Lesley Ma, the elder of the president’s two daughters, became the center of attention this week after news broke that she had married her Harvard University schoolmate Allen Tsai (蔡沛然) in New York last year and that she held a wedding banquet in Taipei on Saturday.
The Presidential Office did not confirm the reports until Monday night, when Presidential Office spokesperson Lee Chia-fei (李佳霏) said that Lesley Ma and Tsai married in New York last year and that a private gathering at the Grand Hotel in Taipei on Saturday was actually a dinner with their old Harvard schoolmates.
Photo: CNA
The latest issue of the Chinese-language Next Magazine said yesterday that Lesley Ma and Tsai, a model-turned-banker, dated for 10 years before getting married. It said they held a wedding banquet on Wednesday last week at the Presidential Residence. The president and first lady Chow Mei-ching (周美青), as well as members of Tsai’s family, attended the low-key banquet, the report said.

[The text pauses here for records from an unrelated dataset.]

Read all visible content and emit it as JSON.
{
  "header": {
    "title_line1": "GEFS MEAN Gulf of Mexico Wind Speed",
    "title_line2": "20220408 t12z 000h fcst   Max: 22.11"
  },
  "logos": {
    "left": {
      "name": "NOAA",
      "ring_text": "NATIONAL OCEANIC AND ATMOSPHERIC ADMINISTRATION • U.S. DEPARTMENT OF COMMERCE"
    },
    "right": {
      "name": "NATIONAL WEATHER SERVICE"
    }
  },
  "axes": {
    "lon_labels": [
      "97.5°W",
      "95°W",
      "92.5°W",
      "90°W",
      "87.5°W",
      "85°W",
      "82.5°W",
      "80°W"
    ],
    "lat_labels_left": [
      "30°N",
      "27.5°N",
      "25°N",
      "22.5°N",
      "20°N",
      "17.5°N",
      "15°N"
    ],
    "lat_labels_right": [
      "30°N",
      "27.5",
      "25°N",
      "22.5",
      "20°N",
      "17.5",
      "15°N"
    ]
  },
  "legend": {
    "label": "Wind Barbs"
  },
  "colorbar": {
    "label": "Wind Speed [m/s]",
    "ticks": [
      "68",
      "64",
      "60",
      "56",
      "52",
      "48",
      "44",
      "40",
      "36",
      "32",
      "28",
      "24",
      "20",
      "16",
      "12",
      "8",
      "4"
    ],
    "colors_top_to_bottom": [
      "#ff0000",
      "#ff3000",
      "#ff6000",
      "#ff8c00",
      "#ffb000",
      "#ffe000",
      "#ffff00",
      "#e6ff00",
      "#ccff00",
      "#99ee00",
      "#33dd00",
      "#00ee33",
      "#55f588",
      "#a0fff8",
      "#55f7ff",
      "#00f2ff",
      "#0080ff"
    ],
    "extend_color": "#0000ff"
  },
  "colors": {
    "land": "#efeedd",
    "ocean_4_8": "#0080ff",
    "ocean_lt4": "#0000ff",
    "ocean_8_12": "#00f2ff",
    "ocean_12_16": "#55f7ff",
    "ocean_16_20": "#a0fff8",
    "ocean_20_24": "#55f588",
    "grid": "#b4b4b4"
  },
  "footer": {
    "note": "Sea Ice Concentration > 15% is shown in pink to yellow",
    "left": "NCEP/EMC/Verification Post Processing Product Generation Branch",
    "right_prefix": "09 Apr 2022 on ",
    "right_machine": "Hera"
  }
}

The president, who also doubles as chairman of the Chinese Nationalist Party (KMT), had presided over a party Central Standing Committee meeting and then a meeting on pension reform on Wednesday last week, but left in the middle of the second meeting to attend the banquet, the report said.
Ma Ying-jeou yesterday declined to confirm the wedding banquet took place and said he had not announced that his daughter was getting married because she had asked him not to and he respected her decision.
“My daughter is an adult and she wanted to have a low-profile wedding. I must respect her decision. I ask for forgiveness if there was any inconsideration and I thank everyone for your blessings,” he said yesterday when presiding over a Central Standing Committee meeting at KMT headquarters.
He accepted the congratulations of committee members and when asked by some members whether he felt a sense of happiness, said he was “very happy.”